Passable romantic film, but one or the worst historical films ever made, even by Hollywood standards.
“Hollywood!”
- Donna Stratton: Sorry, Captain, I didn’t realize you had a serious interests in strategic bombers.
- Capt. Loomis Birkhead: Donna, my interest is very strategic. How would you like me to show you the cockpit?
Bombs! I don’t hear any bombs! Now they’re up there. They came all the way from Asia. Don’t you think they’d bring a few bombs along?
Good line. I didn’t like any of the actors, so there was no chance I’d care about their love triangle.
The wife and I are both retired military and we both have a keen interest in military history. We’ll be there that weekend, if not opening night, to see if they got the broad outlines (it’s Hollywood, so I never get too picky about particulars when it comes to these films) right and to enjoy what we both hope will be a good tale.
Also check out the YouTube video I linked in the thread - a couple of historians are reviewing the trailer. It looks like (for Hollywood) they’re making a credible effort.
“And, Yamamoto’s planning - being caught with a bad dispersal of forces as he was expecting us to come into a (too elaborate) trap from a particular direction...”
The Japanese always had a tendency to erect very intricate plans when it came to fighting naval battles, and everything had to go just right to pull them off. Chuichi Nagumo, the Japanese admiral commanding their fleet during Midway wasn’t a bad commander, but he wasn’t an excellent one, either, and the Imperial Japanese Navy needed an excellent battle commander that day to win. That and the complexity of the battle plan drawn up by Isoroku Yamamoto, Nagumo and their staffs added to his woes as well.
Add in that US Navy code breakers had tumbled to Midway as being the precise location where the Japanese were going to attack — as well as the outstanding courage and tenacity of the Navy’s airmen that day — and it quickly became a bad day at Black Rock for Nagumo and co.

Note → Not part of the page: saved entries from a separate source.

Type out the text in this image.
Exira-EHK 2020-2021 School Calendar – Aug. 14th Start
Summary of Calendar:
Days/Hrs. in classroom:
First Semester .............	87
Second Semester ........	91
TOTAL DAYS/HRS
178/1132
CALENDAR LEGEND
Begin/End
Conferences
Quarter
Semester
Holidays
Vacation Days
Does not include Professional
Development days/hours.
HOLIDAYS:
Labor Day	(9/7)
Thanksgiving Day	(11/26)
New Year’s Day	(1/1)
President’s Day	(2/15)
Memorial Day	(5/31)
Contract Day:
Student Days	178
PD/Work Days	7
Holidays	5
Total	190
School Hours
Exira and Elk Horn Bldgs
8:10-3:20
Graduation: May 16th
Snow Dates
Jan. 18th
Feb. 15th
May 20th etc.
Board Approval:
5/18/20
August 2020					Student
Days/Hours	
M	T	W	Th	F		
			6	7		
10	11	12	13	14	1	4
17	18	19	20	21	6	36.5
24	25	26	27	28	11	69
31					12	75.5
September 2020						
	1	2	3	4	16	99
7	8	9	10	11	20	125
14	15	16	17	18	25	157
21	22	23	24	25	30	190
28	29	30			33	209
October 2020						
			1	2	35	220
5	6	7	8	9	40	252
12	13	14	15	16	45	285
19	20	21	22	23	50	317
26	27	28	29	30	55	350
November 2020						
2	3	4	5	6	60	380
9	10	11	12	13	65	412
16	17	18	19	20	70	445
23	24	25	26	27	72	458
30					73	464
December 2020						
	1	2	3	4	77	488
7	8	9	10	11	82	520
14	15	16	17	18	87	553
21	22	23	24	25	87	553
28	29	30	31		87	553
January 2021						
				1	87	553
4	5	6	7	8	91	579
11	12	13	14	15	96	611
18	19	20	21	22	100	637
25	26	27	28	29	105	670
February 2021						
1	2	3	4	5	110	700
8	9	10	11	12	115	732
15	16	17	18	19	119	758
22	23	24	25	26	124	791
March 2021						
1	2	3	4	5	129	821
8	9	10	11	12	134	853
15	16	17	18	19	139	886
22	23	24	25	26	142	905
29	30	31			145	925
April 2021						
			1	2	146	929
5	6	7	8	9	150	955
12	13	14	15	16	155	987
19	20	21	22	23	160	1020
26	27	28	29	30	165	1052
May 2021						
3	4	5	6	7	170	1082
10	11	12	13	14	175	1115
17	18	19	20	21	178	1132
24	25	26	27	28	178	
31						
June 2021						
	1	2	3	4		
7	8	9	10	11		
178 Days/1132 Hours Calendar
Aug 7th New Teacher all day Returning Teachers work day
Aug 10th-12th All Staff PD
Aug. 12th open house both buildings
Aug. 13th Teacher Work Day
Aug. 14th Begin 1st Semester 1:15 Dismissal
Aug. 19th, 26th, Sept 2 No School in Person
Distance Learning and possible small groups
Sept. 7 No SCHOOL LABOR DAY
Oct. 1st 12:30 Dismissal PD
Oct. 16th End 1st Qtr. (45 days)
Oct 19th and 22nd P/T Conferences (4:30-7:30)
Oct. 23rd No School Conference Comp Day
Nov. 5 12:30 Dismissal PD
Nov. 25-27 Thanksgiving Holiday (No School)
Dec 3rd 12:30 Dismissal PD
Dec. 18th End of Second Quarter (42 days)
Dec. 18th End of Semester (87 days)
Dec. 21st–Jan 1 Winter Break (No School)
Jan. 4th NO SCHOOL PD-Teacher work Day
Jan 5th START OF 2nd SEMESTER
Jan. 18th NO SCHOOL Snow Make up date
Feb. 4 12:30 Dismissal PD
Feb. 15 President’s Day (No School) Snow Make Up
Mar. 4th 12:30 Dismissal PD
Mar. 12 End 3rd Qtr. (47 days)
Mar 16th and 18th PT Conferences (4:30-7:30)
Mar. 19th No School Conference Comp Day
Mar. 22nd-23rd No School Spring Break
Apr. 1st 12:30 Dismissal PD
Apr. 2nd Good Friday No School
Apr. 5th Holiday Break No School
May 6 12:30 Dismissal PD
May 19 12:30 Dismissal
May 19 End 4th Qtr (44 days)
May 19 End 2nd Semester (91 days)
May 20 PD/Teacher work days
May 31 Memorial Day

Coral Sea, which had immediately preceded Midway in the Pacific theater’s ocean engagements between the two great naval powers in those waters, might have been considered a technical draw — but there was no other way for the Japanese to characterize Midway other than the full-on naval disaster that it was for them.
Odds are the Japanese will not be called “Japs” like they were in the ‘76 version.